Le tremblement de terre qui a frappé le Chili a été 50 fois plus fort que celui d’Haïti (en intensité et en durée). La secousse, d’une magnitude de 8,8 sur l’échelle de Richter et d’une durée de 2,7 minutes dans la ville de Concepcion, est classée comme sixième tremblement de terre le plus fort en intensité parmi tous ceux recensés sur la planète depuis que les mouvements telluriques sont scientifiquement mesurables. Les disparus se comptent par centaines, il restent toujours des personnes sous les décombres et le nombre de morts est encore incertain.

Compte tenu de la magnitude du phénomène, le bilan de cette tragédie s’avère moins sévère qu’on aurait pu le penser en ce qui concerne le nombre de morts et l’état des survivants (séquelles physiques et psychologiques). La menace d’un séisme fait partie du paysage du peuple chilien. Mais la situation est tout autre lorsqu’il s’agit de considérer l’impact social.
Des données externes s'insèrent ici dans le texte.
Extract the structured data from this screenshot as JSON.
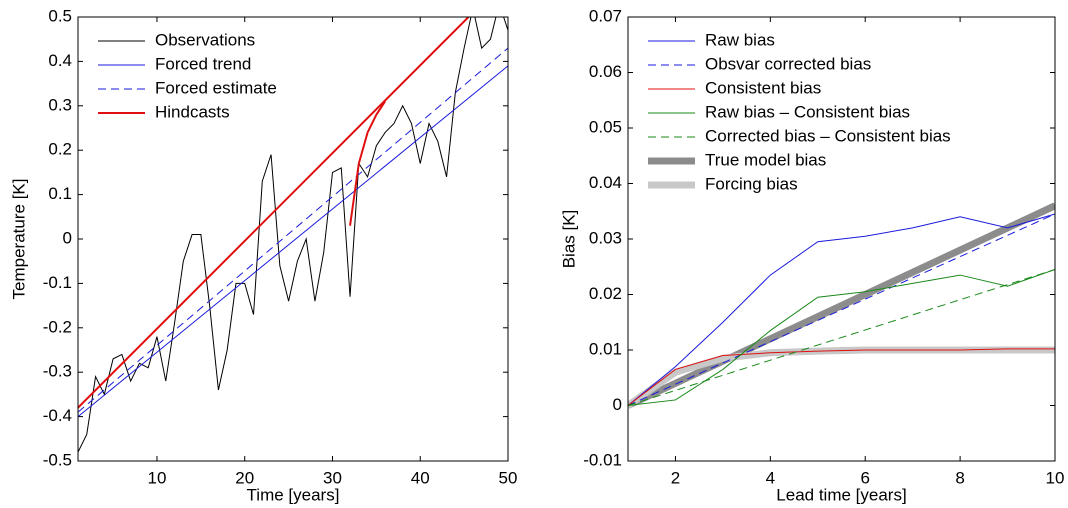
{
  "chart_data": [
    {
      "type": "line",
      "xlabel": "Time  [years]",
      "ylabel": "Temperature  [K]",
      "xlim": [
        1,
        50
      ],
      "xticks": [
        10,
        20,
        30,
        40,
        50
      ],
      "ylim": [
        -0.5,
        0.5
      ],
      "yticks": [
        -0.5,
        -0.4,
        -0.3,
        -0.2,
        -0.1,
        0,
        0.1,
        0.2,
        0.3,
        0.4,
        0.5
      ],
      "legend": "upper left",
      "series": [
        {
          "name": "Observations",
          "color": "#000000",
          "style": "solid",
          "x": [
            1,
            2,
            3,
            4,
            5,
            6,
            7,
            8,
            9,
            10,
            11,
            12,
            13,
            14,
            15,
            16,
            17,
            18,
            19,
            20,
            21,
            22,
            23,
            24,
            25,
            26,
            27,
            28,
            29,
            30,
            31,
            32,
            33,
            34,
            35,
            36,
            37,
            38,
            39,
            40,
            41,
            42,
            43,
            44,
            45,
            46,
            47,
            48,
            49,
            50
          ],
          "values": [
            -0.48,
            -0.44,
            -0.31,
            -0.35,
            -0.27,
            -0.26,
            -0.32,
            -0.28,
            -0.29,
            -0.22,
            -0.32,
            -0.19,
            -0.05,
            0.01,
            0.01,
            -0.15,
            -0.34,
            -0.25,
            -0.1,
            -0.1,
            -0.17,
            0.13,
            0.19,
            -0.06,
            -0.14,
            -0.05,
            0,
            -0.14,
            -0.03,
            0.15,
            0.16,
            -0.13,
            0.17,
            0.14,
            0.21,
            0.24,
            0.26,
            0.3,
            0.26,
            0.17,
            0.26,
            0.22,
            0.14,
            0.33,
            0.43,
            0.52,
            0.43,
            0.45,
            0.53,
            0.47
          ]
        },
        {
          "name": "Forced trend",
          "color": "#1a1adc",
          "style": "solid",
          "x": [
            1,
            50
          ],
          "values": [
            -0.4,
            0.39
          ]
        },
        {
          "name": "Forced estimate",
          "color": "#1a1adc",
          "style": "dashed",
          "x": [
            1,
            50
          ],
          "values": [
            -0.39,
            0.43
          ]
        },
        {
          "name": "Hindcasts",
          "color": "#e01010",
          "style": "bold",
          "x": [
            1,
            45.5,
            null,
            32,
            33,
            34,
            35,
            36
          ],
          "values": [
            -0.38,
            0.5,
            null,
            0.03,
            0.17,
            0.24,
            0.28,
            0.31
          ]
        }
      ]
    },
    {
      "type": "line",
      "xlabel": "Lead time  [years]",
      "ylabel": "Bias  [K]",
      "xlim": [
        1,
        10
      ],
      "xticks": [
        2,
        4,
        6,
        8,
        10
      ],
      "ylim": [
        -0.01,
        0.07
      ],
      "yticks": [
        -0.01,
        0,
        0.01,
        0.02,
        0.03,
        0.04,
        0.05,
        0.06,
        0.07
      ],
      "legend": "upper left",
      "series": [
        {
          "name": "Raw bias",
          "color": "#1a1adc",
          "style": "solid",
          "x": [
            1,
            2,
            3,
            4,
            5,
            6,
            7,
            8,
            9,
            10
          ],
          "values": [
            0,
            0.007,
            0.015,
            0.0235,
            0.0295,
            0.0305,
            0.032,
            0.034,
            0.032,
            0.0345
          ]
        },
        {
          "name": "Obsvar corrected bias",
          "color": "#1a1adc",
          "style": "dashed",
          "x": [
            1,
            10
          ],
          "values": [
            0,
            0.0345
          ]
        },
        {
          "name": "Consistent bias",
          "color": "#e01010",
          "style": "solid",
          "x": [
            1,
            2,
            3,
            4,
            5,
            6,
            7,
            8,
            9,
            10
          ],
          "values": [
            0,
            0.0065,
            0.009,
            0.0095,
            0.0098,
            0.01,
            0.01,
            0.01,
            0.0102,
            0.0102
          ]
        },
        {
          "name": "Raw bias – Consistent bias",
          "color": "#1a8a1a",
          "style": "solid",
          "x": [
            1,
            2,
            3,
            4,
            5,
            6,
            7,
            8,
            9,
            10
          ],
          "values": [
            0,
            0.001,
            0.0065,
            0.0135,
            0.0195,
            0.0205,
            0.022,
            0.0235,
            0.0215,
            0.0245
          ]
        },
        {
          "name": "Corrected bias – Consistent bias",
          "color": "#1a8a1a",
          "style": "dashed",
          "x": [
            1,
            10
          ],
          "values": [
            0,
            0.0245
          ]
        },
        {
          "name": "True model bias",
          "color": "#8c8c8c",
          "style": "thick",
          "x": [
            1,
            10
          ],
          "values": [
            0,
            0.036
          ]
        },
        {
          "name": "Forcing bias",
          "color": "#c8c8c8",
          "style": "thick",
          "x": [
            1,
            2,
            3,
            4,
            5,
            6,
            7,
            8,
            9,
            10
          ],
          "values": [
            0,
            0.006,
            0.0085,
            0.0095,
            0.0098,
            0.01,
            0.01,
            0.01,
            0.01,
            0.01
          ]
        }
      ]
    }
  ]
}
Les habitants d’un même pays n’ont pas tous les mêmes opportunités d’évolution, d’essor, de développement personnel ; en somme, ils n’ont pas tous les mêmes conditions de vie, et cela est devenu monnaie courante dans la société moderne. Ce sont l’argent et les biens qui déterminent si un être humain vivra ou non.

Et nous en sommes témoins ces derniers jours. Les dégâts causés par le tremblement de terre ne sont pas seulement liés à la proximité par rapport à l’épicentre, mais également au type de construction des habitations et au quartier où elles sont établies. Ce n’est pas sans raison si, à Santiago, le quartier des maisons communautaires et celles en pisé a été beaucoup plus touché ; ce quartier vanté « quartier des artistes » par l’industrie du tourisme, comme c’est aussi le cas pour San Telmo à Buenos Aires, pour Lavapies à Madrid ou pour Arbat à Moscou.

Dans le sud du Chili, il y a eu ces deux facteurs : l’épicentre du phénomène naturel et de plus la non prévision sociale. Que la société chilienne soit divisée socialement n’est pas une nouveauté. En effet, – et c’est une chose positive- le nombre de personnes pauvres a considérablement baissé. Cependant, la brèche sociale s’est amplifiée et dans ce fossé sont tombés le système de santé et le type de construction des logements (primordial pour les mouvements de plaques comme ceux qui ont eu lieu), ainsi que l’éducation et d’autres droits insatisfaits.

L’assistance de l’État suit le modèle de l’inégalité instituée. Alors que dans les foyers avec un bon revenu il ne manque ni eau, ni alimentation, ni prestation sanitaire, à Conception et à Talacahuano, ceux qui mangent sont ceux qui parviennent à ouvrir les portes des supermarchés (Wal Mart a été la branche la plus frappée) et à emporter des marchandises de première nécessité.
À Concepcion, il n’y a ni eau, ni électricité – l’essence et le gaz sont coupés par précaution -, et le gouvernement n’arrive pas à donner des réponses. Les routes détruites empêchent le transport routier des marchandises, les aéroports ne sont pas opérationnels, et quant à la voie maritime, on n’a pas d’information pour l’instant. Jusqu’à maintenant, la réponse apportée reste primaire : la présence de forces de police (carabiniers) pour empêcher les pillages ou pour protéger la propriété privée et empêcher que les nécessiteux aient de l’eau et de quoi manger.

La présidente Michelle Bachelet était avec le peuple dès les premières heures et cette nuit, elle a promis « la distribution gratuite de tous les produits de première nécessité ». Elle a également déclaré l’« état d’exception de catastrophe » pour 30 jours dans deux régions du sud : Bio Bio et Maule. Le peuple, qui s’est montré d’un courage exceptionnel face à l’adversité, croit en ses paroles.

La nature n’a pas d’intention, mais ses tensions et ses modifications internes mettent à l’épreuve la capacité humaine à apporter des solutions. C’est un défi à affronter en parallèle avec la recherche d’action vers une nouvelle mentalité : dans ce cas, la solidarité internationale pourrait faire en sorte d’éviter que le plus dur ne tombe sur les épaules des plus faibles.